待機中のソケットは開き続け、接続が試行されることを通知します。言い換えると、単一の L2CAP 待機ソケットを使ってインバウンドソケットを複数生成することができます。そのインバウンドソケットを閉じるまで待機ソケットは閉じることができません。
アウトバウンド L2CAP 接続の確立
アウトバウンド L2CAP 接続を確立するために、まずリモートデバイスとの ACL リンクを確立します。以下のようにコールします。
- BtLibSocketCreate:SDP ソケットを生成します。
- BtLibSdpGetPSMByUuid:SDP を使って利用可能な L2CAP PSM を取得します。
- BtLibSocketClose:SDP ソケットを閉じます。
- BtLibSocketCreate:L2CAP ソケットを生成します。
- BtLibSocketConnect:アウトバウンド L2CAP 接続を生成します。
RFCOMM
RFCOMM はシリアル接続をエミュレートします。それは、Bluetooth仮想シリアルドライバと Bluetooth 交換ライブラリで使用されます。
RFCOMM を使用するとき、待機ソケットごとに一つのインバウンド接続だけを持つことができます。フローコントロールは「信用」システムを使用します。つまり、データパケットを受け取るはるか前に信用を提出する必要があります。
RFCOMM は サーバとクライアントの概念を定義します。サーバは、その存在を広報するために SDP を使用し、インバウンド接続を待機します。クライアントはアウトバウンド RFCOMM 接続をサーバに対して生成します。
インバウンド RFCOMM 接続の確立
インバウンド RFCOMM 接続をセットアップするには、以下のようにコールします。
- BtLibSocketCreate:RFCOMM ソケットを生成します。
- BtLibSocketListen:RFCOMM ソケットをリスナとしてセットアップします。
- BtLibSdpServiceRecordCreate:SDP サービスレコードを示すメモリチャンクを割り当てます。
- BtLibSdpServiceRecordSetAttributesForSocket:SDP メモリレコードを初期化します。そして、それは新しく生成されたサービスとしての RFCOMM リスナソケットを示すことができます。
- BtLibSdpServiceRecordStartAdvertising:ローカル SDP サービスレコードを示す SDP メモリレコードがリモートデバイスから見えるようにします。
btLibSocketEventDataイベントを取得したなら、データが受信されたということです。
待機中のソケットはそれ以上の接続試行を通知しません。言い換えると、単一の RFCOMM 待機ソケットは単一のインバウンド RFCOMM ソケットを生み出すだけです。インバウンドソケットを閉じるまで待機ソケットを閉じることはできません。
アウトバウンド RFCOMM 接続の確立
アウトバウンド RFCOMM 接続を確立するには、まずリモートデバイスとの ACL リンクを確立します。以下のコールをします。
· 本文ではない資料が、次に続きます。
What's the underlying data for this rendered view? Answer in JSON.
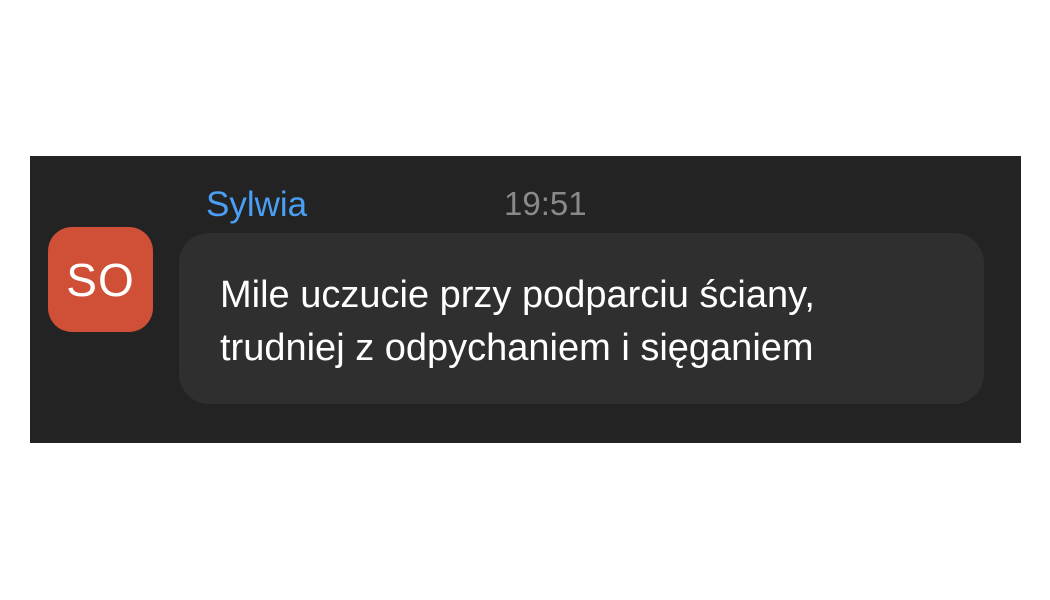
{
  "message": {
    "avatar_initials": "SO",
    "sender": "Sylwia",
    "time": "19:51",
    "text_lines": [
      "Mile uczucie przy podparciu ściany,",
      "trudniej z odpychaniem i sięganiem"
    ]
  },
  "colors": {
    "panel_background": "#232323",
    "bubble_background": "#2f2f2f",
    "avatar_background": "#cf4f37",
    "sender_name": "#4a9ff5",
    "timestamp": "#8a8a8a",
    "message_text": "#ffffff"
  }
}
- BtLibSocketCreate:SDP ソケットを生成します。
- BtLibSdpGetServerChannelByUuid:SDP を使って利用可能な RFCOMM サーバチャネルを取得します。
- BtLibSocketCreate:RFCOMM ソケットを生成します。
- BtLibSocketConnect:アウトバウンド RFCOMM 接続を生成します。